Many people, like Belinda, have this expectation of what aged care should be like:
“I was always under the assumption that when you go into a nursing home you’re supposed to be cared for to the point you feel safe and loved. I guess I was wrong. Everyone knows when you go into a nursing home it’s the end of the line and they should be able to live out the rest of their days feeling happy and safe and secure.”
It’s not wrong of people to expect this, but they often find that their expectations are not met. Belinda is completely right in saying that the elderly should feel happy safe and secure when they move to a nursing home.
Having worked 20 years in the sector, I have seen that there are many reasons why people have such expectations, it could be because they’ve never previously visited or been involved in aged care. Or that they’ve been to hospital – where nurse to patient ratios are much higher (1:4 or 5 public or private) than seen in aged care facilities. Or they’re under the impression that if they pay a higher bond, that they will receive better care.

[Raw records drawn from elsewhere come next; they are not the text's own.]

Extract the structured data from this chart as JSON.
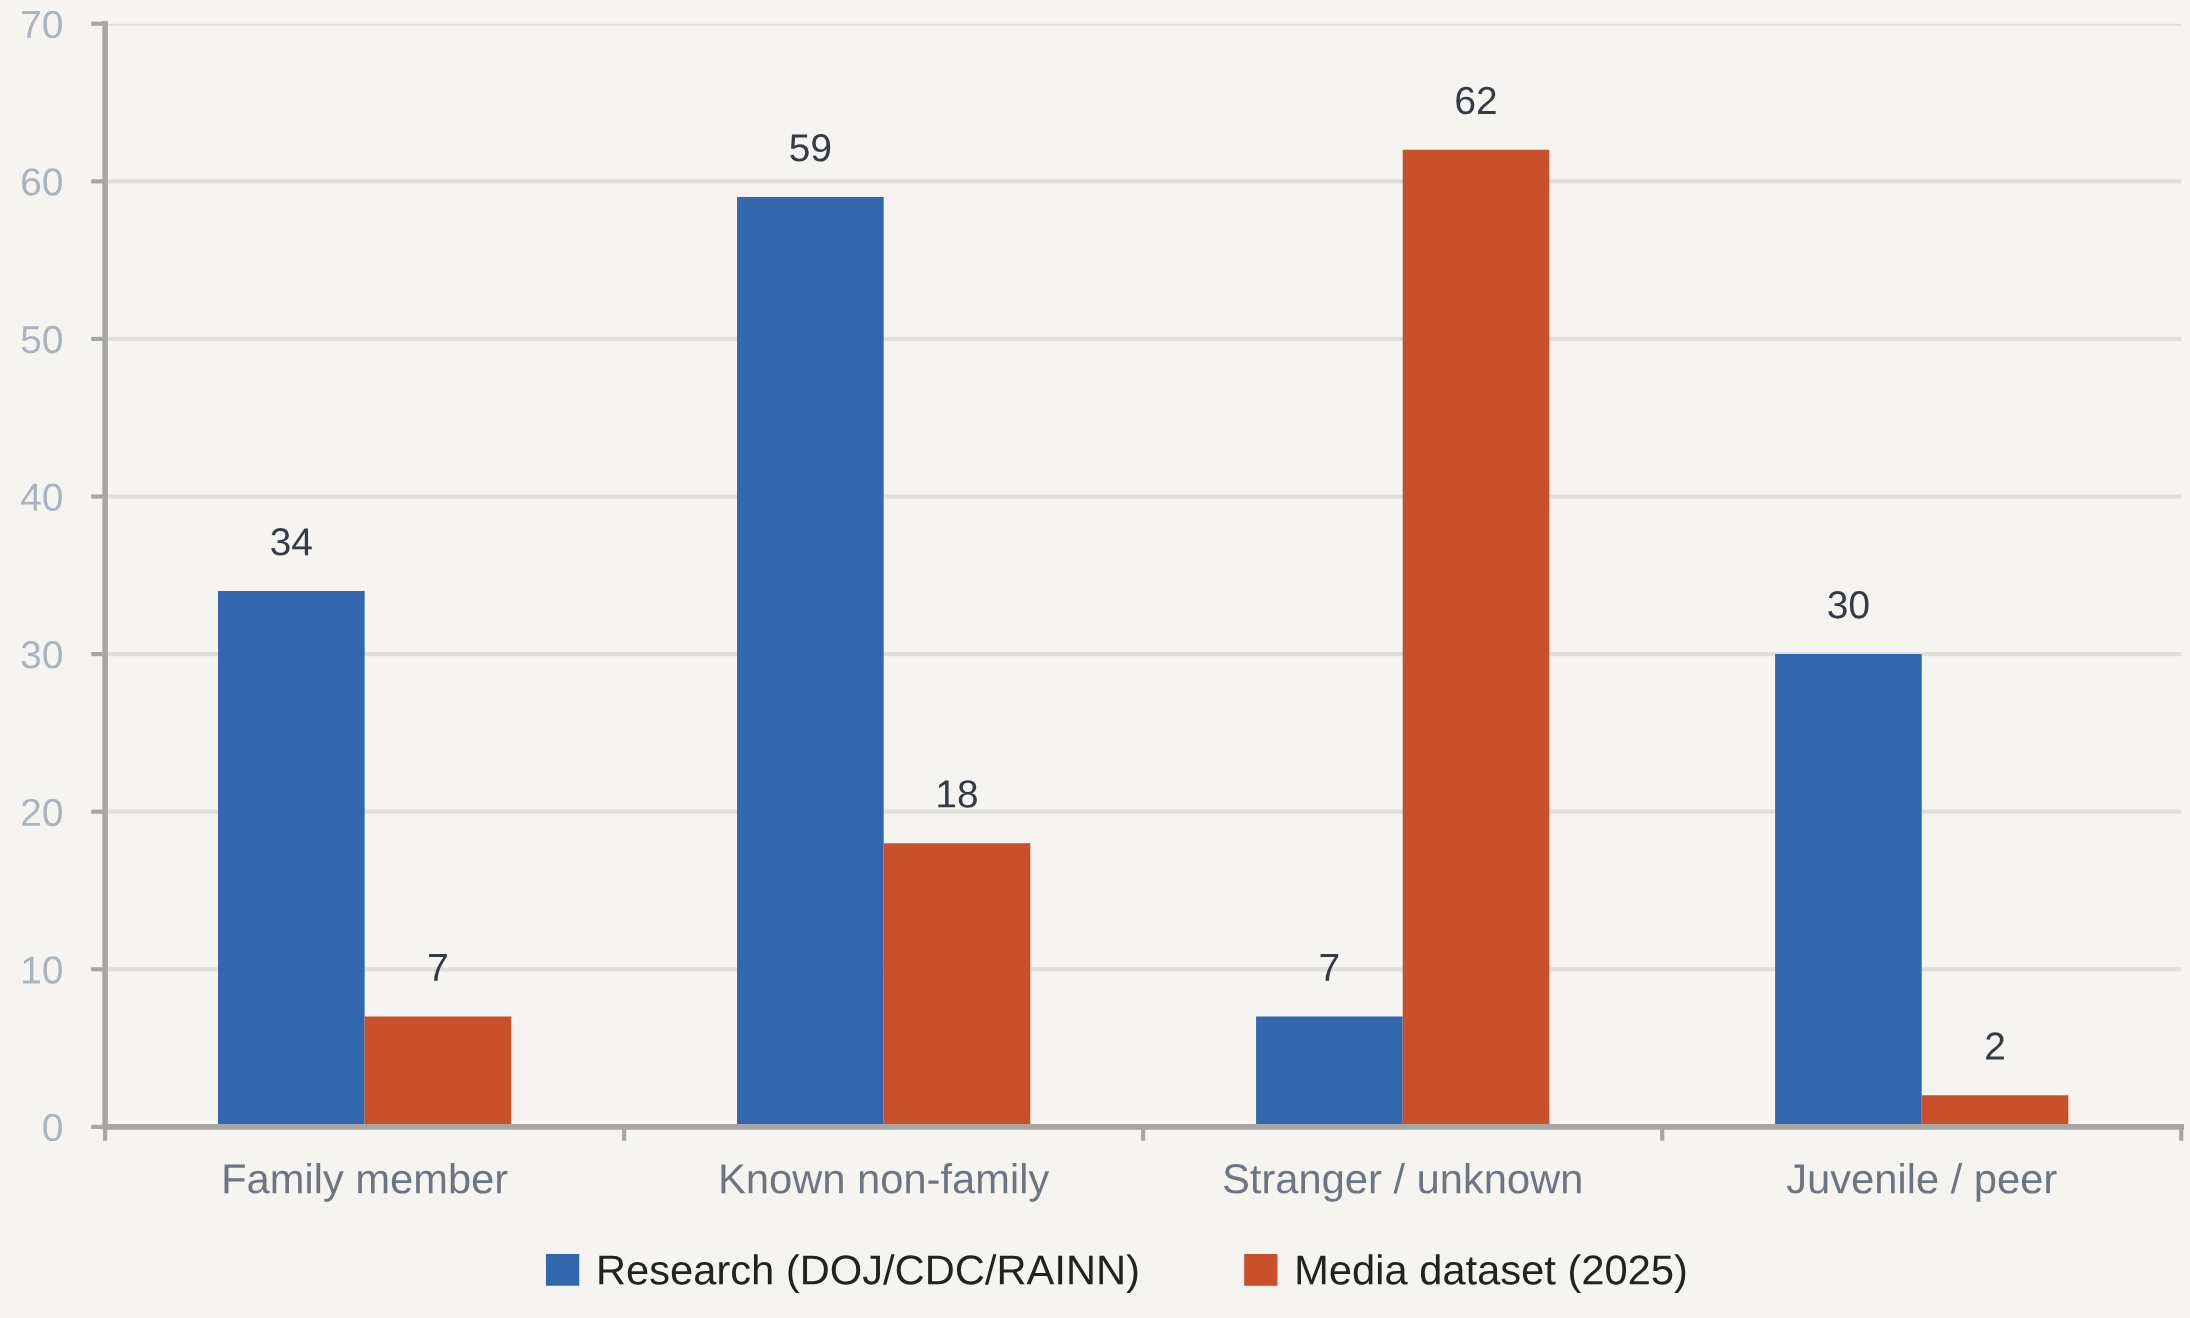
{
  "chart_data": {
    "type": "bar",
    "categories": [
      "Family member",
      "Known non-family",
      "Stranger / unknown",
      "Juvenile / peer"
    ],
    "series": [
      {
        "name": "Research (DOJ/CDC/RAINN)",
        "color": "#3366ad",
        "values": [
          34,
          59,
          7,
          30
        ]
      },
      {
        "name": "Media dataset (2025)",
        "color": "#c8502a",
        "values": [
          7,
          18,
          62,
          2
        ]
      }
    ],
    "ylim": [
      0,
      70
    ],
    "yticks": [
      0,
      10,
      20,
      30,
      40,
      50,
      60,
      70
    ],
    "grid": "y",
    "legend": "bottom",
    "data_labels": true
  }
}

It’s not until they (or their loved one) is in an aged care that they realise that their expectations are not aligned with the reality of the situation.
The Right Staff
Belinda talks about how understaffed she sees the facility, particularly at meal times:
“Today there are 30 residents in the High Care ESU Unit and four nurses…four nurses is not enough for 30 high care residents. Six of the residents need to be fed because they can’t feed themselves. Then you have someone wanting to be toileted. Some people still need to be showered. One nurse is supposed to be on the floor at all times.”

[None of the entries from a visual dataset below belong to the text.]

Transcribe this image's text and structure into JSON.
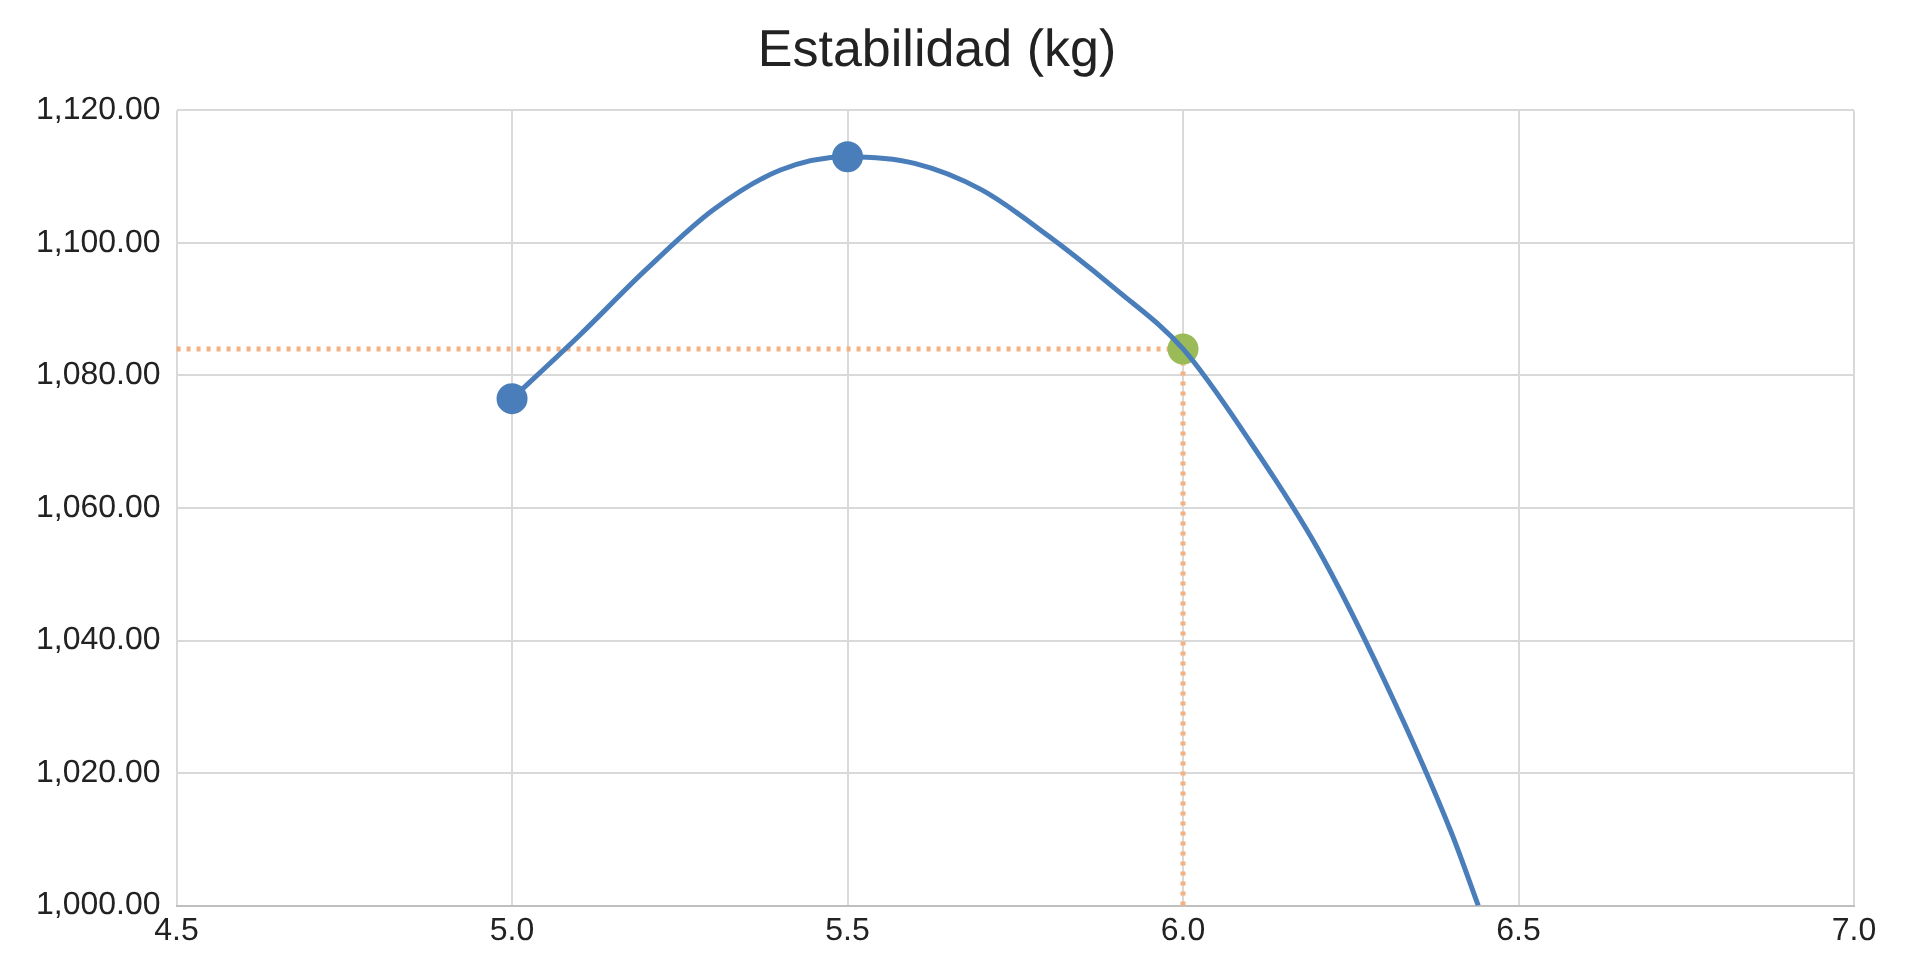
{
  "chart_data": {
    "type": "line",
    "title": "Estabilidad (kg)",
    "xlim": [
      4.5,
      7.0
    ],
    "xticks": [
      4.5,
      {
        "value": 5,
        "label": "5.0"
      },
      5.5,
      {
        "value": 6,
        "label": "6.0"
      },
      6.5,
      {
        "value": 7,
        "label": "7.0"
      }
    ],
    "ylim": [
      1000,
      1120
    ],
    "yticks": [
      {
        "value": 1000,
        "label": "1,000.00"
      },
      {
        "value": 1020,
        "label": "1,020.00"
      },
      {
        "value": 1040,
        "label": "1,040.00"
      },
      {
        "value": 1060,
        "label": "1,060.00"
      },
      {
        "value": 1080,
        "label": "1,080.00"
      },
      {
        "value": 1100,
        "label": "1,100.00"
      },
      {
        "value": 1120,
        "label": "1,120.00"
      }
    ],
    "grid": true,
    "legend": false,
    "series": [
      {
        "color": "#4a7ebb",
        "marker": "none",
        "x": [
          5.0,
          5.1,
          5.2,
          5.3,
          5.4,
          5.5,
          5.6,
          5.7,
          5.8,
          5.9,
          6.0,
          6.1,
          6.2,
          6.3,
          6.4,
          6.44
        ],
        "values": [
          1076.5,
          1086,
          1096,
          1105,
          1111,
          1113,
          1112,
          1108,
          1101,
          1093,
          1084,
          1070,
          1054,
          1034,
          1011,
          1000
        ]
      },
      {
        "type": "scatter",
        "color": "#4a7ebb",
        "marker": "circle",
        "x": [
          5.0,
          5.5
        ],
        "values": [
          1076.5,
          1113
        ]
      },
      {
        "type": "scatter",
        "color": "#9bbb59",
        "marker": "circle",
        "x": [
          6.0
        ],
        "values": [
          1084
        ]
      }
    ],
    "ref_lines": [
      {
        "axis": "y",
        "value": 1084,
        "color": "#f4b183",
        "line_style": "dotted"
      },
      {
        "axis": "x",
        "value": 6.0,
        "color": "#f4b183",
        "line_style": "dotted"
      }
    ]
  }
}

I would agree with Belinda that there are not enough staff at hand, but I’d also want to add it’s not just the number, but the combination of staff available. One of the issues I have seen is that there isn’t the right mix of skills in the workforce. ANMF found that in terms of skills mix, a staff force should have a mix of 30% Registered Nurses, 20% Enrolled Nurses and 50% Personal Care Workers as a minimum to ensure safe residential care.

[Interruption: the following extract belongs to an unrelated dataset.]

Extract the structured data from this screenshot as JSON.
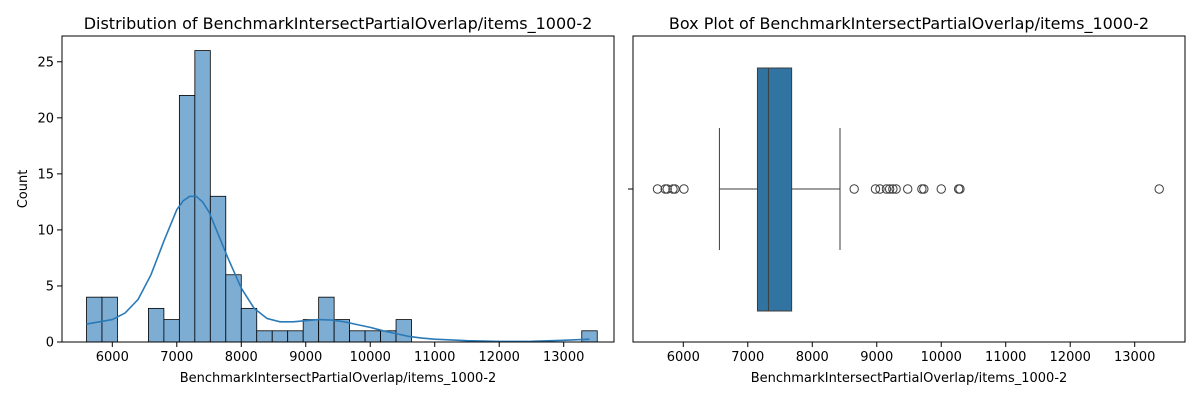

A common theme that I notice when I speak to families is that they often don’t realise the difference between a nurse and a carer. Back in day, they used to have different hierarchical uniforms – but this is no longer the case. Many people people seem the think that it is nurses that are doing tasks, when in reality those particular tasks are done by carers. Which can be confusing for families where this is a new experience for them.
In an ideal world, there would be a great selection of people to select staff from, but it seems that this right mix is hard to create when the quality of candidates apply for these jobs are often lacking. But this is only part of the reason we cannot create a quality workforce.
I find Belinda’s letter very compelling, but not unique as many people with loved ones in nursing homes have similar concerns. I certainly feel for her that she’s had this experience, but I understand that there are a number of providers out there that are working on a number of initiative that will address her concerns.